Unfortunately, we were hit with disappointment on multiple fronts of this drama starting with the performance and lack of character depth from the leads. With its vapid acting and storytelling execution, it was hard to be engaged for 20 episodes. While I could see they were trying to create a certain level of serious and stoic characters—namely Yeon Gaesomun, a controversial military dictator who was the first Dae Mangniji. However, the execution of the stoicism among these characters made it impossible for me to care or empathize with them and their circumstances.
The cinematic output was extremely clumsy at times, especially in the first episode which is lifeless, poorly paced, and overall feels like I was watching a live action YouTube AMV from the early 2000’s with its lack of dialogue. The way the episode played out gave next to no solid set up or context for the circumstances that would follow and more importantly no motivation for me to remain, or even become, invested.
Going back to cinematography, there were some shots and color choices in the post-production editing that created a beautifully surreal atmosphere. It was this little element that had given me some hope that it would pick up over time, as some Kdramas tend to be slow at gaining your attention in the beginning.
Alas, the show did pick up halfway through when Yeon Namsaeng (played by No Min-woo) was introduced into the story. Yeon Namsaeng’s sensual and psychotic character was the only figure in the show whose performance actively engaged me. While the rest of the show and story had all but became background noise, I looked forward to seeing No Min-woo’s performance and ended up ultimately sympathizing with his character’s ambitions rather than the protagonists for which the story was trying to get the viewers to care.
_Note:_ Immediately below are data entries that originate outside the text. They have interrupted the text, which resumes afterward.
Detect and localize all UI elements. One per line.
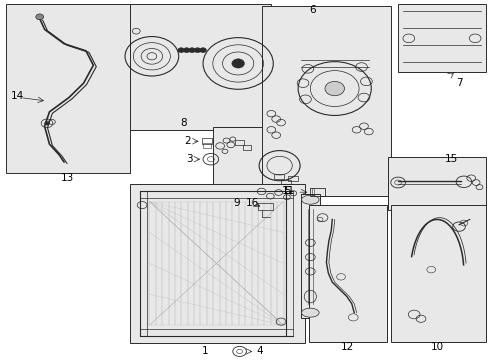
Circle shape: [194, 48, 201, 53]
Ellipse shape: [301, 195, 319, 204]
Bar: [5, 4, 130, 173]
Bar: [261, 6, 390, 196]
Text: 8: 8: [180, 118, 186, 128]
Bar: [390, 205, 485, 342]
Text: 4: 4: [256, 346, 263, 356]
Text: 3: 3: [186, 154, 192, 164]
Bar: [258, 203, 272, 211]
Text: 14: 14: [11, 91, 24, 102]
Bar: [309, 205, 386, 342]
Bar: [273, 174, 283, 179]
Bar: [203, 143, 210, 148]
Circle shape: [199, 48, 206, 53]
Circle shape: [177, 48, 184, 53]
Text: 10: 10: [429, 342, 443, 352]
Text: 11: 11: [281, 186, 294, 197]
Circle shape: [44, 122, 49, 125]
Ellipse shape: [301, 308, 319, 317]
Circle shape: [36, 14, 43, 20]
Text: 6: 6: [309, 5, 315, 15]
Bar: [130, 184, 305, 343]
Bar: [130, 4, 271, 130]
Bar: [387, 157, 485, 211]
Text: 7: 7: [455, 78, 462, 88]
Bar: [235, 140, 244, 145]
Text: 13: 13: [61, 173, 74, 183]
Text: 15: 15: [444, 154, 457, 164]
Circle shape: [231, 59, 244, 68]
Bar: [310, 188, 325, 196]
Text: 1: 1: [202, 346, 208, 356]
Bar: [281, 180, 290, 184]
Text: 2: 2: [183, 136, 190, 146]
Bar: [242, 145, 251, 150]
Circle shape: [188, 48, 195, 53]
Bar: [212, 127, 305, 207]
Bar: [201, 138, 212, 144]
Bar: [288, 176, 298, 181]
Bar: [300, 194, 320, 318]
Text: 9: 9: [233, 198, 240, 208]
Circle shape: [325, 81, 344, 96]
Circle shape: [183, 48, 190, 53]
Text: 5: 5: [284, 186, 290, 196]
Bar: [397, 4, 485, 72]
Text: 12: 12: [341, 342, 354, 352]
Text: 16: 16: [245, 198, 259, 208]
With Yeon Namsaeng’s historical background painted as a betrayed military leader, it only added to my empathy for the character. I must give some props to the writer of this series for taking a slight twist to his story arc. Instead of following what’s written in history, the writer depicted him as a betrayer who ultimately claimed power. No Min Woo’s performance as Yeon Namsaeng was chilling and lively. His Cheshire-esque smile paired with his intense feral gaze, breathed life into the otherwise vapid series and made up for it in some ways.
Another surprising element the show took was its lack of a love triangle. With Yeon Namsaeng’s interest in the princess’s (aka Moo-young, played by Kim Ok-bin) gender-bent disguise, I was certain they were going to implement the seemingly mandatory Kdrama love-triangle; an element I find overused and a bit “rinse, wash and repeat” in the sageuks I’ve seen. I was overjoyed when I learned that they didn’t utilize this in Yeon Namsaeng’s character, and kept him as the ruthless psychopath he was.
Overall, with Sword and Flower’s disappointing ending, I marked this show off as among the lack-luster bunch I’ve seen in 2017. While the characters and story were neither good nor bad, so much as not empathetic and poorly paced, it was the slow start, lack of context for future events, and sometimes severe underacting that left me disheartened. The 20-episode series was saved only by a dynamic character, portrayed by a talented actor, and a few stylistic choices made in post-production.
As a lover of Kdramas, and even more specifically historical Kdramas, Sword and Flower for me is only a slight misstep in a mountain of well-acted and well-written series.